Despite having shed nearly 70lbs since New Year’s, it’s been difficult to appreciate what sort of a transformation it has really had on me. I continue to look in the mirror and still see hanging bits of flesh and poorly defined body features. Complicated by the time frame this has occurred over, things have not been readily obvious visually.
I had gone down almost two shirt sizes, and gone from not quite fitting into a belt to now almost needing another (~5″ if not more) because it’s as tight as it can go. People have remarked how obvious it is to them, but somehow it continued to remain elusive to myself visually. At least, until today.
Last night’s inadvertant auto pep talk left me riding a bit of a confidence high. I’ve never been one to take “selfies” as they’re called1, but I felt I should this morning, and so did. Give myself a more current avatar for some social media streams. I pretty promptly felt happy with it, and replaced my previous Facebook profile picture.
Then it hit me.
I finally saw a (significant) difference. Holy hell. That was even before my heaviest at the end of December; I was probably hovering around 245–250lbs. Just seeing the difference around my cheeks and neck was a bit shocking.
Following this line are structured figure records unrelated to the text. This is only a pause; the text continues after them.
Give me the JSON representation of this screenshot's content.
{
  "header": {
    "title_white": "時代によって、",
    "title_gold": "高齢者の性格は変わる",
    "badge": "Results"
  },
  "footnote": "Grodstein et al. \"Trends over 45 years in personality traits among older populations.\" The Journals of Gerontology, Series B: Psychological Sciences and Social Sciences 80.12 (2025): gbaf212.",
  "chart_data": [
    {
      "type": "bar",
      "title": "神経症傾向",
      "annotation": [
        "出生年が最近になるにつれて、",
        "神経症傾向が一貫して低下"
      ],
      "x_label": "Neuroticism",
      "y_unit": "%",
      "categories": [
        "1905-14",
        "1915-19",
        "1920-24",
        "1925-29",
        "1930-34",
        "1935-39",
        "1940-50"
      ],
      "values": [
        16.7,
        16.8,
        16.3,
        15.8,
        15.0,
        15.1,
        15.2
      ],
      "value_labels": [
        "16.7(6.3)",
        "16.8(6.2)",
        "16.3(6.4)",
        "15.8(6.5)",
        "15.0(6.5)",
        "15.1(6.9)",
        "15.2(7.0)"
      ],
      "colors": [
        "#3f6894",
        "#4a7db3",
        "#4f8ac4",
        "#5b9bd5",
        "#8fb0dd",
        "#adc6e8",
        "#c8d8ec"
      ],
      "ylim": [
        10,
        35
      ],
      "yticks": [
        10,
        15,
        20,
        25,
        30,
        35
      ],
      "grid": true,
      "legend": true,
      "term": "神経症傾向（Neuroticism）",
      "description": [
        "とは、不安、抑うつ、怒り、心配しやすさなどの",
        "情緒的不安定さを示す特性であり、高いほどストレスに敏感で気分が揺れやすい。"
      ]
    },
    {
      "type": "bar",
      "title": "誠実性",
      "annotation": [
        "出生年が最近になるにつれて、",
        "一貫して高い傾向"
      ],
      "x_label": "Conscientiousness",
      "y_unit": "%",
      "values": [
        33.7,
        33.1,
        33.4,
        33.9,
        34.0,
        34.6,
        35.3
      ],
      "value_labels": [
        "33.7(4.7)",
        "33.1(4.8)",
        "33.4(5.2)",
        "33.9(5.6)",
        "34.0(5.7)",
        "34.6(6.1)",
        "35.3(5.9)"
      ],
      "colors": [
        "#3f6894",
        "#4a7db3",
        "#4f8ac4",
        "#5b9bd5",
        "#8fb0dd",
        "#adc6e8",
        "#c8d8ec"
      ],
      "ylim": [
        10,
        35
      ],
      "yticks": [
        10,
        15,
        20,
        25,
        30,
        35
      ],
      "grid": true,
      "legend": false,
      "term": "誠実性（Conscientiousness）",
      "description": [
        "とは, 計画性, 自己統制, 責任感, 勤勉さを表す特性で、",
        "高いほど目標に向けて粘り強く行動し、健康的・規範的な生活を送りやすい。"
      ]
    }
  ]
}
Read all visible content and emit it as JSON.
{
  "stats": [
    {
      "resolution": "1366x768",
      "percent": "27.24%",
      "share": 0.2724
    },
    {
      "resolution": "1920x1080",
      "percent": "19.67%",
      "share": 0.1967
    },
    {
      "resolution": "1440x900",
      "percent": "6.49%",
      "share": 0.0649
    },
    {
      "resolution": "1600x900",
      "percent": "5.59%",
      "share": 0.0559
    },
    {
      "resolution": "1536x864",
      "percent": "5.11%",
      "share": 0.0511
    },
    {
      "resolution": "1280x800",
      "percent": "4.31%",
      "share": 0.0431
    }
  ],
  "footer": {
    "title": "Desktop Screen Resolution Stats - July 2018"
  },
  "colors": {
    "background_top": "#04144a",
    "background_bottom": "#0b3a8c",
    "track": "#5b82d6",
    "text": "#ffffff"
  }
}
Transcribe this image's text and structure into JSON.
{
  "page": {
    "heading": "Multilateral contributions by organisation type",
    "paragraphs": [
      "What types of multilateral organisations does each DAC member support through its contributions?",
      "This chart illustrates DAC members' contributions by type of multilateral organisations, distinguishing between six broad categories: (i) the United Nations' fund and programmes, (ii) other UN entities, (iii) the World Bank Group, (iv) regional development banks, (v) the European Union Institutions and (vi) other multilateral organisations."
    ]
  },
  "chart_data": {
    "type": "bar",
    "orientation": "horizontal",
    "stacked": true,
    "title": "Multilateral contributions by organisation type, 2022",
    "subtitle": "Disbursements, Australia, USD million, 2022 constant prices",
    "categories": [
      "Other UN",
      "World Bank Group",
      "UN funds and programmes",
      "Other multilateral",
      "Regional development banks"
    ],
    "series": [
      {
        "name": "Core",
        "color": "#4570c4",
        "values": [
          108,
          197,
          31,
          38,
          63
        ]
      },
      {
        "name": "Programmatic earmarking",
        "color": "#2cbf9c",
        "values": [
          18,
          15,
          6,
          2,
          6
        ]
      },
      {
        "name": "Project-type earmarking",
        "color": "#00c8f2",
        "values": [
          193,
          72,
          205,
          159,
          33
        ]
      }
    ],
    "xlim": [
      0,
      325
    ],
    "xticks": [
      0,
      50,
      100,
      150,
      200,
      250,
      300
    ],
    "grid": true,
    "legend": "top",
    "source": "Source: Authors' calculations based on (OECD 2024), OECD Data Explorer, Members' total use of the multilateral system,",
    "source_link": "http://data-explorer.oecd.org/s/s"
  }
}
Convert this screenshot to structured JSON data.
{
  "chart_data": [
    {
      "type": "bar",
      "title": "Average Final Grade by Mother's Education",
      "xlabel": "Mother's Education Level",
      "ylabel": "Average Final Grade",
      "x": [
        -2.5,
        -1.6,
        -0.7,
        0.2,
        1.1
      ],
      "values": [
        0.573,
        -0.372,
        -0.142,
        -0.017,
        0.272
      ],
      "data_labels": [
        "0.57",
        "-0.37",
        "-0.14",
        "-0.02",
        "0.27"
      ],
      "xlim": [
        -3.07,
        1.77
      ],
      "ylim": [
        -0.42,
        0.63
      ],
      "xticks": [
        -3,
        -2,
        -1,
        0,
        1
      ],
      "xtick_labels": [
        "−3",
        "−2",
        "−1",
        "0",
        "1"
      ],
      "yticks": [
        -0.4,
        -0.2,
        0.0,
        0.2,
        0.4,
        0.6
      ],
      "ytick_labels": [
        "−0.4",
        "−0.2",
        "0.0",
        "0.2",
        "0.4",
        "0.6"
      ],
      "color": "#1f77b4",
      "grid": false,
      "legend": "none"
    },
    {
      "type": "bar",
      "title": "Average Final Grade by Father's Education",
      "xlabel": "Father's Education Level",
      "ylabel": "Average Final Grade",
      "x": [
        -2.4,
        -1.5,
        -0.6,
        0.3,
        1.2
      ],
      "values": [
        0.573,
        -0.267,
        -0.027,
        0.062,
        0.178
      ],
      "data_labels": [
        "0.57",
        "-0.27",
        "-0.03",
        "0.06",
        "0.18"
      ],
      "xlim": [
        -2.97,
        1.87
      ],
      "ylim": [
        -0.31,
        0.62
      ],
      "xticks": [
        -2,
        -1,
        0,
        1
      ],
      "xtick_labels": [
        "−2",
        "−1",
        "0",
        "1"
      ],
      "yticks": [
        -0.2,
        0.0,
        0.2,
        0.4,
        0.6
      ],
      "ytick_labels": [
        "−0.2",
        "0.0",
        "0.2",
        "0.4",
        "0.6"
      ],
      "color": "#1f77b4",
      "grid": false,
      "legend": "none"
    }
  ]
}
I still have a bit of double–chin action going on, but that — much like the rest of my body — is still due in part to carrying around so much extra weight for over a decade.
I won’t say I’m totally convinced I’m looking great, but I’ll definitely buy into how much better I (theoretically) look2.
Today was a (mostly) solid day of confidence. Let’s keep this ball rolling, folks…
1I worry that they come off as conceited. I feel like I’ve had such rare reinforcement that I’m handsome/sexy/attractive/etc., I have a hard time believing as such. I think I detailed this somewhere else or another. I remember briefly talking about it with @katekowalski about it. Perhaps it was just a tweet, and not a blog post. Anyhoo. Social preconception expects men to vocally/visually compliment women; social preconception doesn’t seem to suggest the converse.
2I only say theoretically, ’cause I really still have no idea what is or isn’t considered attractive/good–looking in men, let alone how much of it I possess. Yes, yes, I know, it’s different for everyone, but that just makes it all the more complicated!